Nos souvenirs sont censés nous aider à nous rappeler ce qui s’est réellement passé dans le passé. Mais notre cerveau n’est pas toujours fiable. Il peut parfois créer des souvenirs faux ou déformés, surtout quand nous vivons des situations brèves, soudaines ou très émotionnelles. Des chercheurs de l’université d’Amsterdam ont étudié ce phénomène sur 534 participants.
Un jeu de lettres pour piéger la mémoire
Les chercheurs ont conçu un jeu basé sur les lettres de l’alphabet occidental. Certaines lettres étaient présentées dans leur forme normale, d’autres dans leur forme inversée (comme un C en miroir). Les participants devaient mémoriser une lettre cible affichée sur une diapositive pendant une demi-seconde, puis dire ce qu’ils avaient vu.
Le résultat est surprenant : plus de 20 % des participants ont donné une mauvaise réponse. Ils ont confondu la lettre inversée avec sa forme normale, ou avec une autre lettre de l’alphabet. Par exemple, ils ont dit avoir vu un C alors qu’ils avaient vu un C en miroir.
Pourquoi cette erreur ? Parce que les participants étaient habitués à voir les lettres dans leur forme habituelle. Leur cerveau a donc anticipé ce qu’ils allaient voir, et n’a pas réussi à encoder la lettre inversée. Ils ont alors créé un faux souvenir pour combler le vide.
« Ces résultats suggèrent que notre mémoire à court terme ne reflète pas toujours fidèlement ce que nous percevons. Nos attentes influencent la façon dont nous nous souvenons des choses », explique Marte Otte, psychologue à l’université d’Amsterdam.
Des souvenirs erronés qui se fixent rapidement
Les chercheurs ont aussi mesuré le temps nécessaire pour que les souvenirs erronés se forment. Ils ont constaté que certains participants se trompaient dès les premières millisecondes après avoir vu la lettre inversée. D’autres se trompaient après 3 secondes. Mais dans les deux cas, le taux d’erreur atteignait 30 %.
Cela montre que notre mémoire à court terme est remplie d’hypothèses fausses et que les souvenirs erronés peuvent se former très vite. Le plus étrange, c’est que nous n’en avons pas conscience. Nous sommes convaincus que nos souvenirs sont vrais.
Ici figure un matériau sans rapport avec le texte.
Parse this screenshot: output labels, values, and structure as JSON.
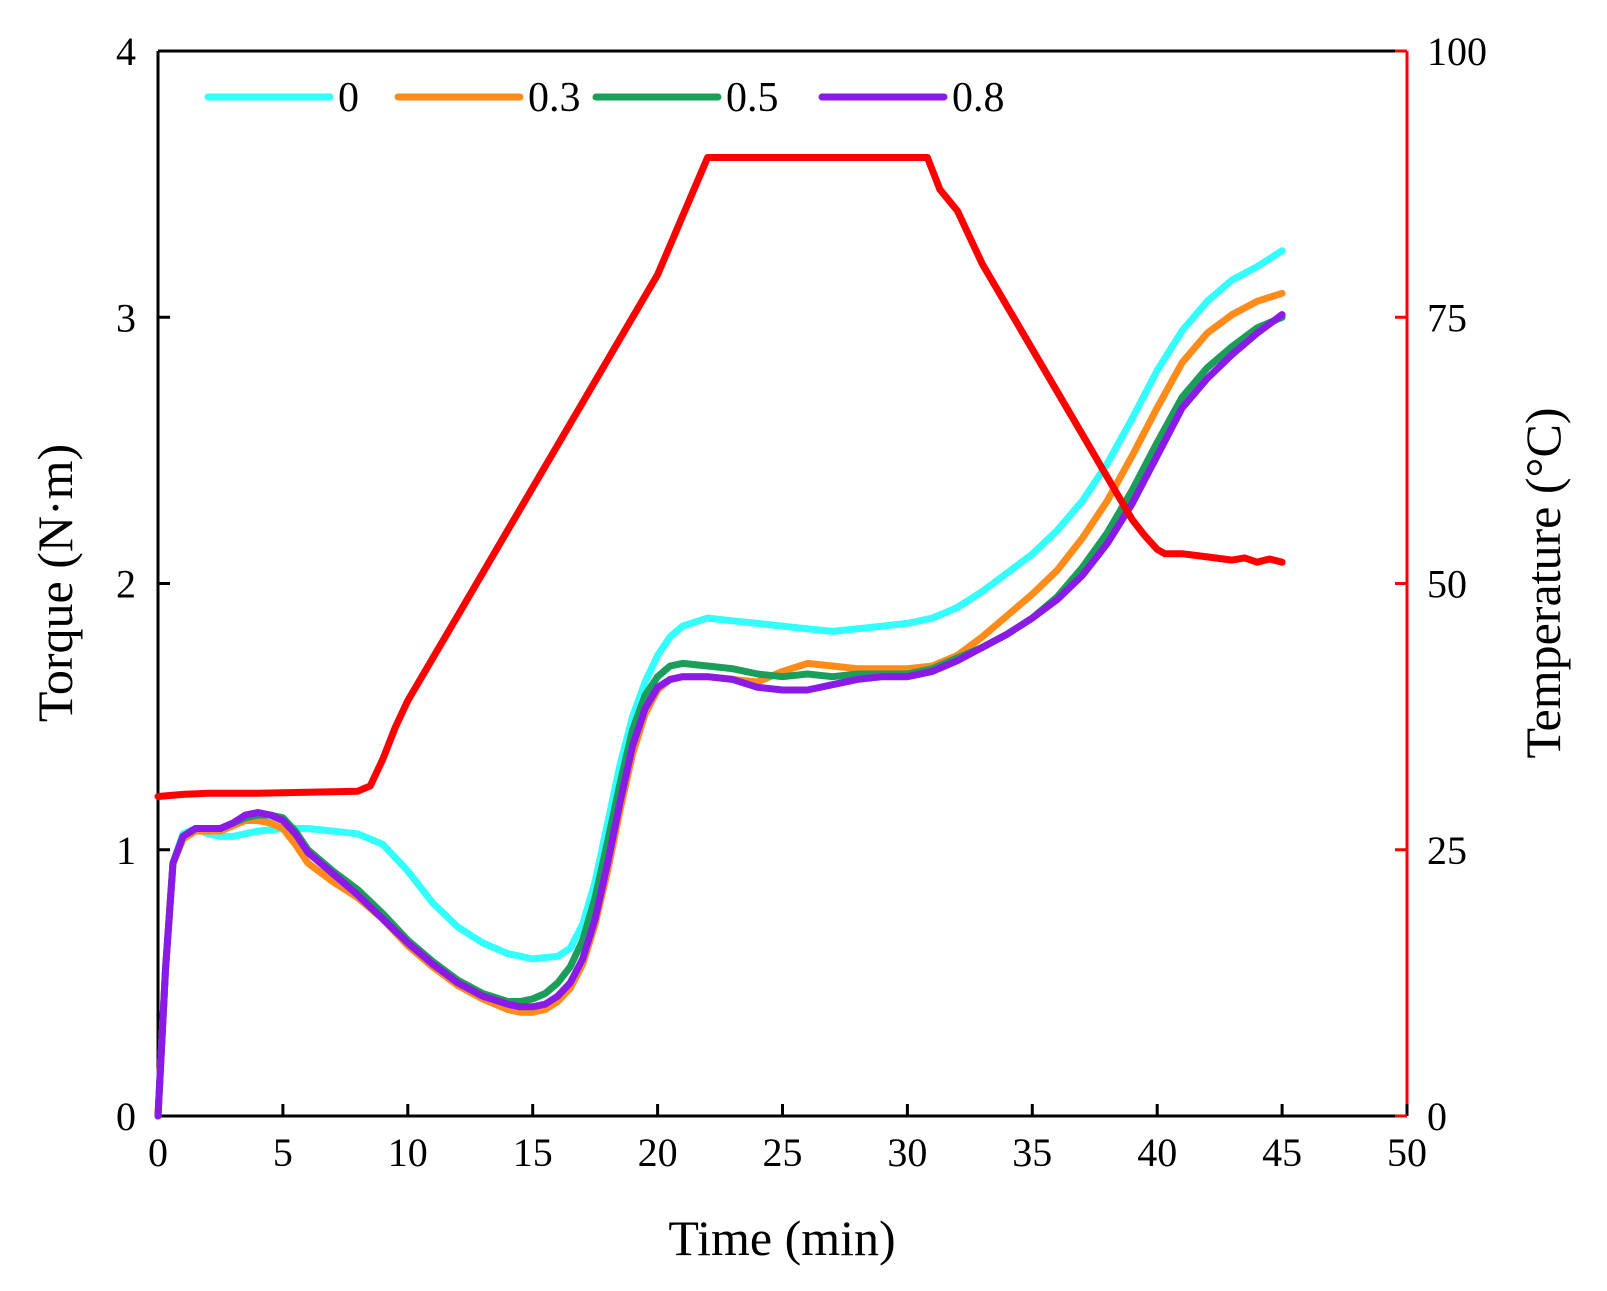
{
  "chart_data": {
    "type": "line",
    "title": "",
    "xlabel": "Time (min)",
    "ylabel": "Torque (N·m)",
    "y2label": "Temperature (°C)",
    "xlim": [
      0,
      50
    ],
    "ylim": [
      0,
      4
    ],
    "y2lim": [
      0,
      100
    ],
    "xticks": [
      "0",
      "5",
      "10",
      "15",
      "20",
      "25",
      "30",
      "35",
      "40",
      "45",
      "50"
    ],
    "yticks": [
      "0",
      "1",
      "2",
      "3",
      "4"
    ],
    "y2ticks": [
      "0",
      "25",
      "50",
      "75",
      "100"
    ],
    "grid": false,
    "legend_position": "top-left",
    "series": [
      {
        "name": "0",
        "axis": "left",
        "color": "#33ffff",
        "x": [
          0,
          0.3,
          0.6,
          1.0,
          1.5,
          2.0,
          2.5,
          3.0,
          4.0,
          5.0,
          6.0,
          7.0,
          8.0,
          9.0,
          10.0,
          11.0,
          12.0,
          13.0,
          14.0,
          15.0,
          16.0,
          16.5,
          17.0,
          17.5,
          18.0,
          18.5,
          19.0,
          19.5,
          20.0,
          20.5,
          21.0,
          22.0,
          23.0,
          24.0,
          25.0,
          26.0,
          27.0,
          28.0,
          29.0,
          30.0,
          31.0,
          32.0,
          33.0,
          34.0,
          35.0,
          36.0,
          37.0,
          38.0,
          39.0,
          40.0,
          41.0,
          42.0,
          43.0,
          44.0,
          45.0
        ],
        "values": [
          0,
          0.55,
          0.95,
          1.06,
          1.08,
          1.06,
          1.05,
          1.05,
          1.07,
          1.08,
          1.08,
          1.07,
          1.06,
          1.02,
          0.92,
          0.8,
          0.71,
          0.65,
          0.61,
          0.59,
          0.6,
          0.63,
          0.72,
          0.88,
          1.1,
          1.32,
          1.5,
          1.63,
          1.73,
          1.8,
          1.84,
          1.87,
          1.86,
          1.85,
          1.84,
          1.83,
          1.82,
          1.83,
          1.84,
          1.85,
          1.87,
          1.91,
          1.97,
          2.04,
          2.11,
          2.2,
          2.31,
          2.45,
          2.62,
          2.8,
          2.95,
          3.06,
          3.14,
          3.19,
          3.25
        ]
      },
      {
        "name": "0.3",
        "axis": "left",
        "color": "#ff8c1a",
        "x": [
          0,
          0.3,
          0.6,
          1.0,
          1.5,
          2.0,
          2.5,
          3.0,
          3.5,
          4.0,
          4.5,
          5.0,
          5.5,
          6.0,
          7.0,
          8.0,
          9.0,
          10.0,
          11.0,
          12.0,
          13.0,
          14.0,
          14.5,
          15.0,
          15.5,
          16.0,
          16.5,
          17.0,
          17.5,
          18.0,
          18.5,
          19.0,
          19.5,
          20.0,
          20.5,
          21.0,
          22.0,
          23.0,
          24.0,
          25.0,
          26.0,
          27.0,
          28.0,
          29.0,
          30.0,
          31.0,
          32.0,
          33.0,
          34.0,
          35.0,
          36.0,
          37.0,
          38.0,
          39.0,
          40.0,
          41.0,
          42.0,
          43.0,
          44.0,
          45.0
        ],
        "values": [
          0,
          0.55,
          0.95,
          1.04,
          1.07,
          1.07,
          1.07,
          1.09,
          1.11,
          1.11,
          1.1,
          1.08,
          1.02,
          0.95,
          0.88,
          0.82,
          0.74,
          0.64,
          0.56,
          0.49,
          0.44,
          0.4,
          0.39,
          0.39,
          0.4,
          0.43,
          0.48,
          0.57,
          0.72,
          0.92,
          1.15,
          1.36,
          1.51,
          1.6,
          1.64,
          1.65,
          1.65,
          1.64,
          1.63,
          1.67,
          1.7,
          1.69,
          1.68,
          1.68,
          1.68,
          1.69,
          1.73,
          1.8,
          1.88,
          1.96,
          2.05,
          2.17,
          2.31,
          2.48,
          2.66,
          2.83,
          2.94,
          3.01,
          3.06,
          3.09
        ]
      },
      {
        "name": "0.5",
        "axis": "left",
        "color": "#1a9e5a",
        "x": [
          0,
          0.3,
          0.6,
          1.0,
          1.5,
          2.0,
          2.5,
          3.0,
          3.5,
          4.0,
          4.5,
          5.0,
          5.5,
          6.0,
          7.0,
          8.0,
          9.0,
          10.0,
          11.0,
          12.0,
          13.0,
          14.0,
          14.5,
          15.0,
          15.5,
          16.0,
          16.5,
          17.0,
          17.5,
          18.0,
          18.5,
          19.0,
          19.5,
          20.0,
          20.5,
          21.0,
          22.0,
          23.0,
          24.0,
          25.0,
          26.0,
          27.0,
          28.0,
          29.0,
          30.0,
          31.0,
          32.0,
          33.0,
          34.0,
          35.0,
          36.0,
          37.0,
          38.0,
          39.0,
          40.0,
          41.0,
          42.0,
          43.0,
          44.0,
          45.0
        ],
        "values": [
          0,
          0.55,
          0.95,
          1.05,
          1.08,
          1.08,
          1.08,
          1.1,
          1.12,
          1.13,
          1.13,
          1.12,
          1.07,
          1.0,
          0.92,
          0.85,
          0.76,
          0.66,
          0.58,
          0.51,
          0.46,
          0.43,
          0.43,
          0.44,
          0.46,
          0.5,
          0.56,
          0.66,
          0.82,
          1.03,
          1.25,
          1.45,
          1.58,
          1.65,
          1.69,
          1.7,
          1.69,
          1.68,
          1.66,
          1.65,
          1.66,
          1.65,
          1.66,
          1.66,
          1.66,
          1.68,
          1.72,
          1.76,
          1.81,
          1.87,
          1.95,
          2.06,
          2.19,
          2.35,
          2.53,
          2.7,
          2.81,
          2.89,
          2.96,
          3.0
        ]
      },
      {
        "name": "0.8",
        "axis": "left",
        "color": "#8b1ae6",
        "x": [
          0,
          0.3,
          0.6,
          1.0,
          1.5,
          2.0,
          2.5,
          3.0,
          3.5,
          4.0,
          4.5,
          5.0,
          5.5,
          6.0,
          7.0,
          8.0,
          9.0,
          10.0,
          11.0,
          12.0,
          13.0,
          14.0,
          14.5,
          15.0,
          15.5,
          16.0,
          16.5,
          17.0,
          17.5,
          18.0,
          18.5,
          19.0,
          19.5,
          20.0,
          20.5,
          21.0,
          22.0,
          23.0,
          24.0,
          25.0,
          26.0,
          27.0,
          28.0,
          29.0,
          30.0,
          31.0,
          32.0,
          33.0,
          34.0,
          35.0,
          36.0,
          37.0,
          38.0,
          39.0,
          40.0,
          41.0,
          42.0,
          43.0,
          44.0,
          45.0
        ],
        "values": [
          0,
          0.55,
          0.95,
          1.05,
          1.08,
          1.08,
          1.08,
          1.1,
          1.13,
          1.14,
          1.13,
          1.11,
          1.06,
          0.99,
          0.91,
          0.83,
          0.74,
          0.65,
          0.57,
          0.5,
          0.45,
          0.42,
          0.41,
          0.41,
          0.42,
          0.45,
          0.5,
          0.59,
          0.74,
          0.95,
          1.18,
          1.39,
          1.53,
          1.61,
          1.64,
          1.65,
          1.65,
          1.64,
          1.61,
          1.6,
          1.6,
          1.62,
          1.64,
          1.65,
          1.65,
          1.67,
          1.71,
          1.76,
          1.81,
          1.87,
          1.94,
          2.03,
          2.15,
          2.3,
          2.48,
          2.66,
          2.77,
          2.86,
          2.94,
          3.01
        ]
      },
      {
        "name": "Temperature",
        "axis": "right",
        "color": "#ff0000",
        "x": [
          0,
          1,
          2,
          4,
          6,
          8,
          8.5,
          9.0,
          9.5,
          10.0,
          12.0,
          14.0,
          16.0,
          18.0,
          20.0,
          22.0,
          25.0,
          28.0,
          30.0,
          30.8,
          31.3,
          32.0,
          33.0,
          34.0,
          35.0,
          36.0,
          37.0,
          38.0,
          39.0,
          39.5,
          40.0,
          40.3,
          41.0,
          42.0,
          43.0,
          43.5,
          44.0,
          44.5,
          45.0
        ],
        "values": [
          30,
          30.2,
          30.3,
          30.3,
          30.4,
          30.5,
          31.0,
          33.5,
          36.5,
          39,
          47,
          55,
          63,
          71,
          79,
          90,
          90,
          90,
          90,
          90,
          87,
          85,
          80,
          76,
          72,
          68,
          64,
          60,
          56,
          54.5,
          53.2,
          52.8,
          52.8,
          52.5,
          52.2,
          52.4,
          52.0,
          52.3,
          52.0
        ]
      }
    ]
  }
}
« Les participants étaient souvent très sûrs d’avoir vu la lettre normale et non la lettre inversée. Ils donnaient un score de 3 sur une échelle de 1 à 4 quand on leur demandait leur niveau de confiance », rapporte Marte Otte.
Si les souvenirs erronés étaient dus à des oublis, le taux d’erreur serait resté le même après 500 millisecondes et après 3 secondes. Mais comme le taux d’erreur augmentait avec le temps, cela signifie que le faux souvenir s’était déjà installé en moins d’une seconde. Ces souvenirs erronés à court terme pourraient ensuite devenir des souvenirs erronés à long terme. Cela pourrait expliquer pourquoi il est facile de faire croire aux adultes qu’ils ont vécu des événements qui n’ont jamais eu lieu.
Quand le cerveau nous trompe
Ce n’est pas la première fois que des chercheurs mettent en évidence la fragilité de notre mémoire. D’autres études ont montré que notre cerveau peut nous induire en erreur de différentes manières.
Par exemple, une étude a montré que les gens associaient plus facilement des étiquettes criminelles comme « trafiquant de drogue » à des personnes dont le visage et le métier leur étaient présentés. Cela venait du fait que leur cerveau avait déjà enregistré ce schéma dans son code neuronal. Ils se fiaient donc à leurs stéréotypes plutôt qu’à la réalité.
Une autre étude a montré que les gens se souvenaient plus souvent de mots trompeurs quand ils recevaient une liste de mots liés entre eux (comme sieste, sommeil, lit et éveil). Ils se rappelaient par exemple avoir lu le mot « rêve » alors qu’il n’était pas dans la liste. Cela venait du fait que leur cerveau activait les associations sémantiques entre les mots.
En fait, notre cerveau fonctionne en combinant nos expériences passées et nos attentes. Quand il y a un décalage entre les deux, il crée un faux souvenir pour tout expliquer. Ce mécanisme peut nous aider à donner du sens au monde, mais il peut aussi nous tromper.